Georgianna
Mon frère est enfin de retour à Pemberley mais c'est comme s'il n'était point présent. Moi qui me faisais une fête de le retrouver, je demeure isolée comme avant.
J'ai un temps cru qu'il m'annoncerait une heureuse nouvelle, ses lettres provenant de Netherfield évoquant régulièrement une même demoiselle. Je connais suffisamment sa succincte correspondance pour y repérer la moindre incohérence. Jamais mon frère n'avait mentionné précédemment une dame hors de ses fréquentations et le fasse avec tant de respect et d'admiration.
Mais Fitzwilliam est revenu seul de Londres, le regard pensif et encore plus mutique que jamais. Je n'ai point osé aborder le sujet. Il a beau être mon plus proche parent, mon frère unique adoré et mon tuteur, il n'en est pas pour autant mon confident.
Je me trouve donc comme d'ordinaire, esseulée et oubliée dans une majestueuse bonbonnière toute dorée qu'est Pemberley. Je me sens telle une poupée de porcelaine, si jolie et onéreuse qu'on n'ose câliner et si fragile que l'on me dispose dans une vitrine afin de ne pas me casser.
Mais je ne veux pas qu'on m'admire pour ma beauté et mes accomplissements. À l'instar d'un singe savant, je pratique plusieurs instruments et parle trois langues. Mais à quoi cela me sert-il puisque je n'ai personne avec qui converser ?
Je sais que mon frère ne veut que mon bien et pour se faire me tient bien loin de tout potentiel danger. Mais je ne suis pas faite de porcelaine et ne vais point me briser. J'aimerais qu'on me sorte de cet écrin et qu'on me laisse voyager, rencontrer du monde et aimer.
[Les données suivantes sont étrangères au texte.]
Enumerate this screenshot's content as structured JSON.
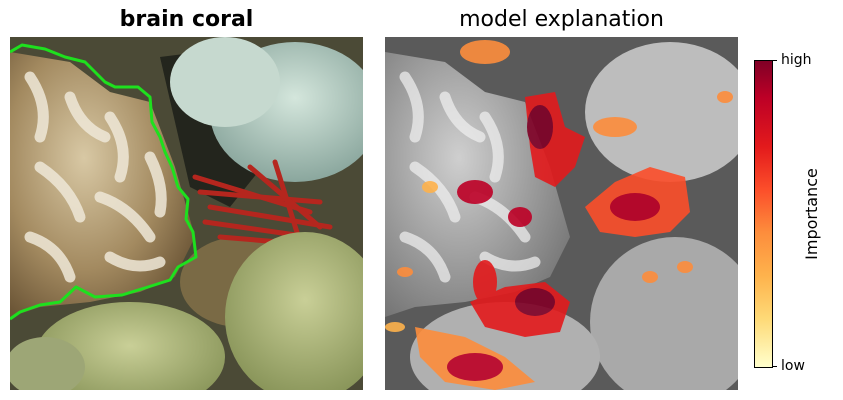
{
  "left_panel": {
    "title": "brain coral"
  },
  "right_panel": {
    "title": "model explanation"
  },
  "colorbar": {
    "label": "Importance",
    "high_label": "high",
    "low_label": "low",
    "colors": [
      "#800026",
      "#bd0026",
      "#e31a1c",
      "#fc4e2a",
      "#fd8d3c",
      "#feb24c",
      "#fed976",
      "#ffffcc"
    ]
  },
  "outline_color": "#1ee01e"
}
Mon aventure avec George Whickam a tout empiré et pour cela je ne peux que m'en prendre à moi-même. J'étais trop jeune mais surtout beaucoup plus naïve, ne connaissant rien de la vie, des amours et des duperies.
Je reste néanmoins persuadée que si j'avais été plus au fait de la société, si l'on m'avait éduqué et enseigné tout cela au lieu du point de croix, j'aurai pu éviter de causer du tracas à mon frère et ne pas risquer de perdre ma virginité avec un homme qui ne la méritait pas.
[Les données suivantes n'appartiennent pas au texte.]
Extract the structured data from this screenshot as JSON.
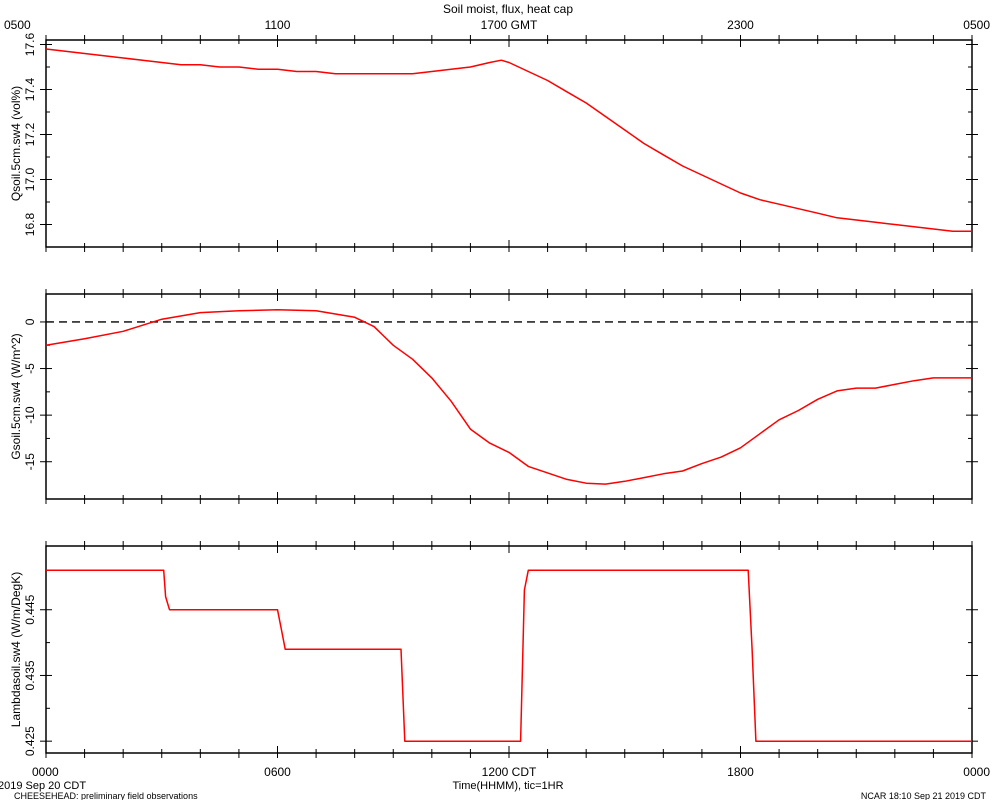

Cela me prouve que c'est en étant confronté à l'adversité que je pourrais progresser et non en étant privée de liberté.
Mais je suis une jeune fille et, qui plus est, issue d'une famille fortunée. Il y a donc une panoplie de choses qui ne me sont pas autorisées. Je ne peux me déplacer seule et sans chaperon, je ne peux fréquenter des garçons ni autre jeunes gens qui n'ont aucun pedigree. Je ne peux assister à des soirées tant que je n'ai pas été présentée au bal de la reine. Je ne peux évidemment exercer de métier ou disposer de mon argent.
Et surtout il est évident que je ne pourrais choisir mon époux sans l'assentiment de mes tuteurs, qu'il devra passer assurément à travers leurs jugements et leur regards réprobateurs.
De tout cela, je dois me faire une raison même si cela me pèse. Comme le dit ma dame de compagnie Madame Annesley, je n'ai rien à me plaindre. La vie m'a apporté la santé, un confort de vie des plus enviables et un frère aimant et attentionné qui veille à mon bien-être et à ma réputation. Il est vrai que Fitzwilliam est des plus généreux, j'en ai pour preuve ce nouveau piano forte Broadwood qu'il a commandé à Londres à mon intention.
Ma garde robe est également emplie de tenues des plus élégantes, confectionnées avec les soieries et mousselines les plus fines. Mais parfois je rêve de tenues plus extravagantes que mes sages robes de jeune débutante.
Alors pour m'occuper tant l'esprit que mes jambes, je déambule dans la demeure des caves aux greniers et me prends à envier nos servantes. Au détour d'un couloir, je les vois parfois en train de rire aux éclats pour un secret dévoilé. Leur vie de labeur semble si pleine de simplicité. Elles ont la chance de pouvoir compter sur des amitiés naturelles et non forcées, elles ne s'ennuient jamais et semblent être appréciées pour ce qu'elle sont.
Certes, Mrs Reynolds m'a déjà expliqué que je n'ai pas à les envier. Car bien qu'ils soient bien logés et traités ici, la vie des domestiques demande beaucoup de privatisation. Ils vivent souvent loin de leur famille et de leur maison.